しかし法的に見れば、これは単なる「いじめ」や「軽率な行為」では済まされない。18歳未満のわいせつ画像は児童ポルノにあたり、撮影させた行為は「製造」、拡散は「提供」、保存しただけでも「所持」に該当する可能性がある。加害者が未成年でも、14歳以上であれば刑事責任を問われ得る。
強豪校の不祥事という側面を超え、SNS時代の“デジタル性犯罪”として、この事件をどう見るべきか――弁護士に法的責任の重さを聞いた。

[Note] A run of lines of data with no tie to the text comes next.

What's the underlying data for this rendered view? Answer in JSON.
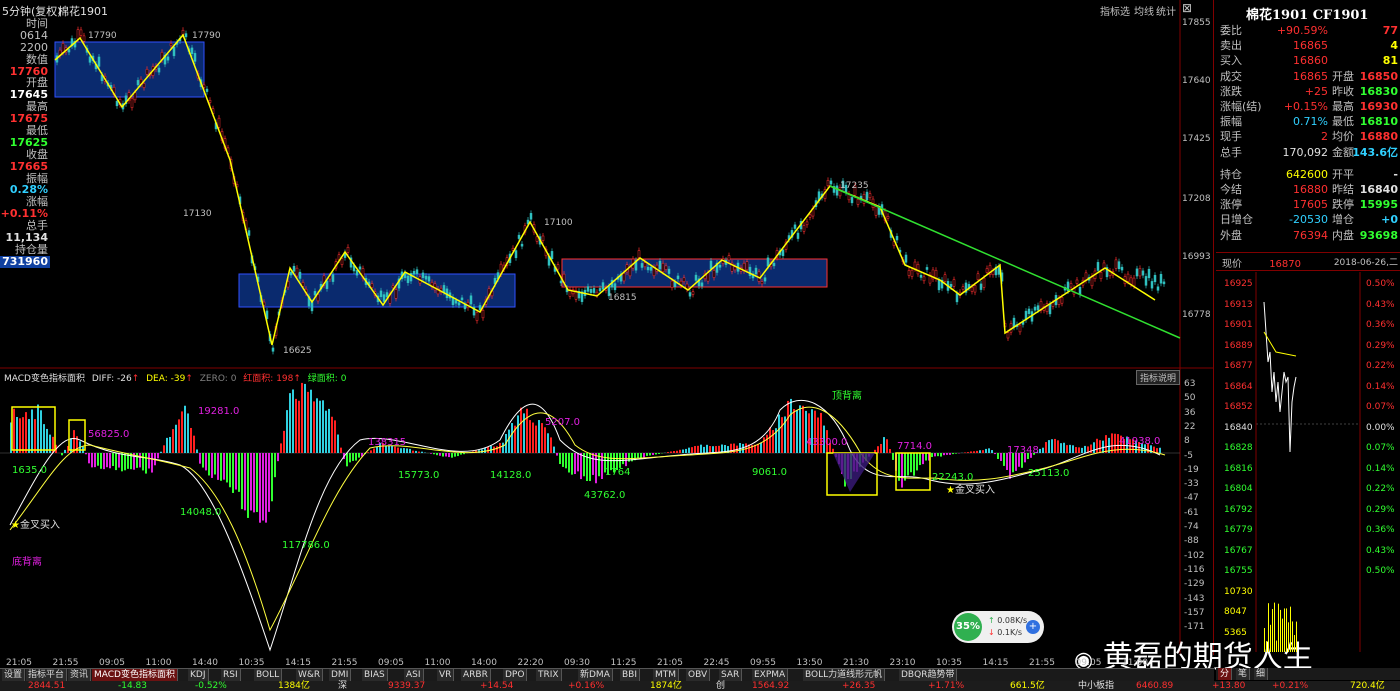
{
  "window": {
    "title_prefix": "5分钟(复权)",
    "symbol": "棉花1901",
    "top_buttons": [
      "指标选",
      "均线",
      "统计"
    ]
  },
  "left_info": [
    {
      "label": "时间",
      "value": ""
    },
    {
      "label": "0614",
      "value": ""
    },
    {
      "label": "2200",
      "value": ""
    },
    {
      "label": "数值",
      "value": ""
    },
    {
      "label": "17760",
      "value": "",
      "color": "#ff3030"
    },
    {
      "label": "开盘",
      "value": ""
    },
    {
      "label": "17645",
      "value": "",
      "color": "#ffffff"
    },
    {
      "label": "最高",
      "value": ""
    },
    {
      "label": "17675",
      "value": "",
      "color": "#ff3030"
    },
    {
      "label": "最低",
      "value": ""
    },
    {
      "label": "17625",
      "value": "",
      "color": "#30ff30"
    },
    {
      "label": "收盘",
      "value": ""
    },
    {
      "label": "17665",
      "value": "",
      "color": "#ff3030"
    },
    {
      "label": "振幅",
      "value": ""
    },
    {
      "label": "0.28%",
      "value": "",
      "color": "#30d0ff"
    },
    {
      "label": "涨幅",
      "value": ""
    },
    {
      "label": "+0.11%",
      "value": "",
      "color": "#ff3030"
    },
    {
      "label": "总手",
      "value": ""
    },
    {
      "label": "11,134",
      "value": "",
      "color": "#e0e0e0"
    },
    {
      "label": "持仓量",
      "value": ""
    },
    {
      "label": "731960",
      "value": "",
      "color": "#ffffff"
    }
  ],
  "price_axis": [
    "17855",
    "17640",
    "17425",
    "17208",
    "16993",
    "16778"
  ],
  "price_annotations": [
    {
      "text": "17790"
    },
    {
      "text": "17790"
    },
    {
      "text": "17130"
    },
    {
      "text": "17100"
    },
    {
      "text": "17235"
    },
    {
      "text": "16815"
    },
    {
      "text": "16625"
    }
  ],
  "macd_header": {
    "name": "MACD变色指标面积",
    "diff": "DIFF: -26",
    "dea": "DEA: -39",
    "zero": "ZERO: 0",
    "red_area": "红面积: 198",
    "green_area": "绿面积: 0",
    "help_btn": "指标说明"
  },
  "macd_axis": [
    "63",
    "50",
    "36",
    "22",
    "8",
    "-5",
    "-19",
    "-33",
    "-47",
    "-61",
    "-74",
    "-88",
    "-102",
    "-116",
    "-129",
    "-143",
    "-157",
    "-171"
  ],
  "macd_labels": [
    {
      "text": "19281.0",
      "color": "#e020e0"
    },
    {
      "text": "56825.0",
      "color": "#e020e0"
    },
    {
      "text": "1635.0",
      "color": "#30ff30"
    },
    {
      "text": "14048.0",
      "color": "#30ff30"
    },
    {
      "text": "117786.0",
      "color": "#30ff30"
    },
    {
      "text": "138315",
      "color": "#e020e0"
    },
    {
      "text": "15773.0",
      "color": "#30ff30"
    },
    {
      "text": "14128.0",
      "color": "#30ff30"
    },
    {
      "text": "5207.0",
      "color": "#e020e0"
    },
    {
      "text": "43762.0",
      "color": "#30ff30"
    },
    {
      "text": "1764",
      "color": "#30ff30"
    },
    {
      "text": "9061.0",
      "color": "#30ff30"
    },
    {
      "text": "43300.0",
      "color": "#e020e0"
    },
    {
      "text": "7714.0",
      "color": "#e020e0"
    },
    {
      "text": "22243.0",
      "color": "#30ff30"
    },
    {
      "text": "17348",
      "color": "#e020e0"
    },
    {
      "text": "25113.0",
      "color": "#30ff30"
    },
    {
      "text": "41938.0",
      "color": "#e020e0"
    }
  ],
  "annotations": {
    "golden_cross_1": "金叉买入",
    "golden_cross_2": "金叉买入",
    "bottom_divergence": "底背离",
    "top_divergence": "顶背离"
  },
  "time_axis": [
    "21:05",
    "21:55",
    "09:05",
    "11:00",
    "14:40",
    "10:35",
    "14:15",
    "21:55",
    "09:05",
    "11:00",
    "14:00",
    "22:20",
    "09:30",
    "11:25",
    "21:05",
    "22:45",
    "09:55",
    "13:50",
    "21:30",
    "23:10",
    "10:35",
    "14:15",
    "21:55",
    "09:05",
    "11:00"
  ],
  "tabs": [
    "设置",
    "指标平台",
    "资讯",
    "MACD变色指标面积",
    "KDJ",
    "RSI",
    "BOLL",
    "W&R",
    "DMI",
    "BIAS",
    "ASI",
    "VR",
    "ARBR",
    "DPO",
    "TRIX",
    "新DMA",
    "BBI",
    "MTM",
    "OBV",
    "SAR",
    "EXPMA",
    "BOLL力道线形元帆",
    "DBQR趋势带"
  ],
  "speed_widget": {
    "percent": "35%",
    "up": "0.08K/s",
    "down": "0.1K/s"
  },
  "quote": {
    "title": "棉花1901 CF1901",
    "rows": [
      {
        "l1": "委比",
        "v1": "+90.59%",
        "c1": "#ff3030",
        "l2": "",
        "v2": "77",
        "c2": "#ff3030"
      },
      {
        "l1": "卖出",
        "v1": "16865",
        "c1": "#ff3030",
        "l2": "",
        "v2": "4",
        "c2": "#ffff00"
      },
      {
        "l1": "买入",
        "v1": "16860",
        "c1": "#ff3030",
        "l2": "",
        "v2": "81",
        "c2": "#ffff00"
      },
      {
        "l1": "成交",
        "v1": "16865",
        "c1": "#ff3030",
        "l2": "开盘",
        "v2": "16850",
        "c2": "#ff3030"
      },
      {
        "l1": "涨跌",
        "v1": "+25",
        "c1": "#ff3030",
        "l2": "昨收",
        "v2": "16830",
        "c2": "#30ff30"
      },
      {
        "l1": "涨幅(结)",
        "v1": "+0.15%",
        "c1": "#ff3030",
        "l2": "最高",
        "v2": "16930",
        "c2": "#ff3030"
      },
      {
        "l1": "振幅",
        "v1": "0.71%",
        "c1": "#30d0ff",
        "l2": "最低",
        "v2": "16810",
        "c2": "#30ff30"
      },
      {
        "l1": "现手",
        "v1": "2",
        "c1": "#ff3030",
        "l2": "均价",
        "v2": "16880",
        "c2": "#ff3030"
      },
      {
        "l1": "总手",
        "v1": "170,092",
        "c1": "#e0e0e0",
        "l2": "金额",
        "v2": "143.6亿",
        "c2": "#30d0ff"
      },
      {
        "l1": "持仓",
        "v1": "642600",
        "c1": "#ffff00",
        "l2": "开平",
        "v2": "-",
        "c2": "#e0e0e0"
      },
      {
        "l1": "今结",
        "v1": "16880",
        "c1": "#ff3030",
        "l2": "昨结",
        "v2": "16840",
        "c2": "#e0e0e0"
      },
      {
        "l1": "涨停",
        "v1": "17605",
        "c1": "#ff3030",
        "l2": "跌停",
        "v2": "15995",
        "c2": "#30ff30"
      },
      {
        "l1": "日增仓",
        "v1": "-20530",
        "c1": "#30d0ff",
        "l2": "增仓",
        "v2": "+0",
        "c2": "#30d0ff"
      },
      {
        "l1": "外盘",
        "v1": "76394",
        "c1": "#ff3030",
        "l2": "内盘",
        "v2": "93698",
        "c2": "#30ff30"
      }
    ],
    "price_line": {
      "label": "现价",
      "value": "16870",
      "date": "2018-06-26,二"
    },
    "mini_axis_left": [
      "16925",
      "16913",
      "16901",
      "16889",
      "16877",
      "16864",
      "16852",
      "16840",
      "16828",
      "16816",
      "16804",
      "16792",
      "16779",
      "16767",
      "16755",
      "10730",
      "8047",
      "5365"
    ],
    "mini_axis_right": [
      "0.50%",
      "0.43%",
      "0.36%",
      "0.29%",
      "0.22%",
      "0.14%",
      "0.07%",
      "0.00%",
      "0.07%",
      "0.14%",
      "0.22%",
      "0.29%",
      "0.36%",
      "0.43%",
      "0.50%"
    ],
    "mini_tabs": [
      "分",
      "笔",
      "细"
    ]
  },
  "status": [
    {
      "text": "2844.51",
      "color": "#ff3030"
    },
    {
      "text": "-14.83",
      "color": "#30ff30"
    },
    {
      "text": "-0.52%",
      "color": "#30ff30"
    },
    {
      "text": "1384亿",
      "color": "#ffff00"
    },
    {
      "text": "深",
      "color": "#e0e0e0"
    },
    {
      "text": "9339.37",
      "color": "#ff3030"
    },
    {
      "text": "+14.54",
      "color": "#ff3030"
    },
    {
      "text": "+0.16%",
      "color": "#ff3030"
    },
    {
      "text": "1874亿",
      "color": "#ffff00"
    },
    {
      "text": "创",
      "color": "#e0e0e0"
    },
    {
      "text": "1564.92",
      "color": "#ff3030"
    },
    {
      "text": "+26.35",
      "color": "#ff3030"
    },
    {
      "text": "+1.71%",
      "color": "#ff3030"
    },
    {
      "text": "661.5亿",
      "color": "#ffff00"
    },
    {
      "text": "中小板指",
      "color": "#e0e0e0"
    },
    {
      "text": "6460.89",
      "color": "#ff3030"
    },
    {
      "text": "+13.80",
      "color": "#ff3030"
    },
    {
      "text": "+0.21%",
      "color": "#ff3030"
    },
    {
      "text": "720.4亿",
      "color": "#ffff00"
    }
  ],
  "watermark": "黄磊的期货人生",
  "colors": {
    "up": "#ff3030",
    "down": "#30ff30",
    "zigzag": "#ffff00",
    "trend": "#30e030",
    "box": "#0a2a6e"
  }
}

◆「カップルでも違法」未成年同士でも成立する児童ポルノ罪
今回問題となっているのは、児童買春・児童ポルノ禁止法である。同法では、18歳未満の者のわいせつな姿態を撮影・記録した画像や動画を「児童ポルノ」と定義しており、被写体が未成年であれば、加害者が未成年であっても適用対象となる。「画像や動画を撮影させる行為は同法7条1項の『製造』に、他者に動画を共有する行為は『提供』に該当します。また、動画を受け取っただけでも、主体的に送信を指示していた場合は『製造』や『提供』の共犯として処罰されます。加えて、単純に性的目的で所持している場合は『所持』に該当し、違法です」
そう語るのはアディーレ法律事務所の南澤毅吾弁護士。仮にカップル同士で撮影していた場合でも、被写体が18歳未満である限り原則として処罰対象だ。男女関係や親密性は、犯罪成立の判断には影響しない。日本の刑法では14歳未満は刑事責任を負わないが、14歳以上であれば未成年であっても刑事責任能力が認められる。
「今回のケースのように高校生が加害者であれば、大人と同様に犯罪の成立が判断されます」と南澤弁護士は強調する。
◆撮らせた者も、回した者も、保存した者も処罰対象に
撮影を行った者は明らかに主犯だが、送信を要求した者や拡散の中心となった者も、「製造」や「提供」の主体として重い責任を問われる可能性がある。グループLINEなどで動画を転送した場合も「提供」とみなされ、受け取った者は「所持」に該当する。一方で、SNS上で意図せず動画を目にしてしまうケースもあるだろう。
「X上でタイムラインに表示され、偶然ポルノを目にしてしまうようなケースでは、意図せず動画を目にしただけの場合、通常犯罪は成立しません。しかし、性的目的で動画を保存した場合は『所持』、第三者に共有した場合は『提供・送信』となり、児童ポルノ禁止法違反にあたります」
「自分はただ受け取っただけ」という感覚は危険だ。スクリーンショットを撮れば“所持”。グループLINEで回せば“提供”。数十人に広がったという事実は、その大半が法的リスクを抱えていることを意味する。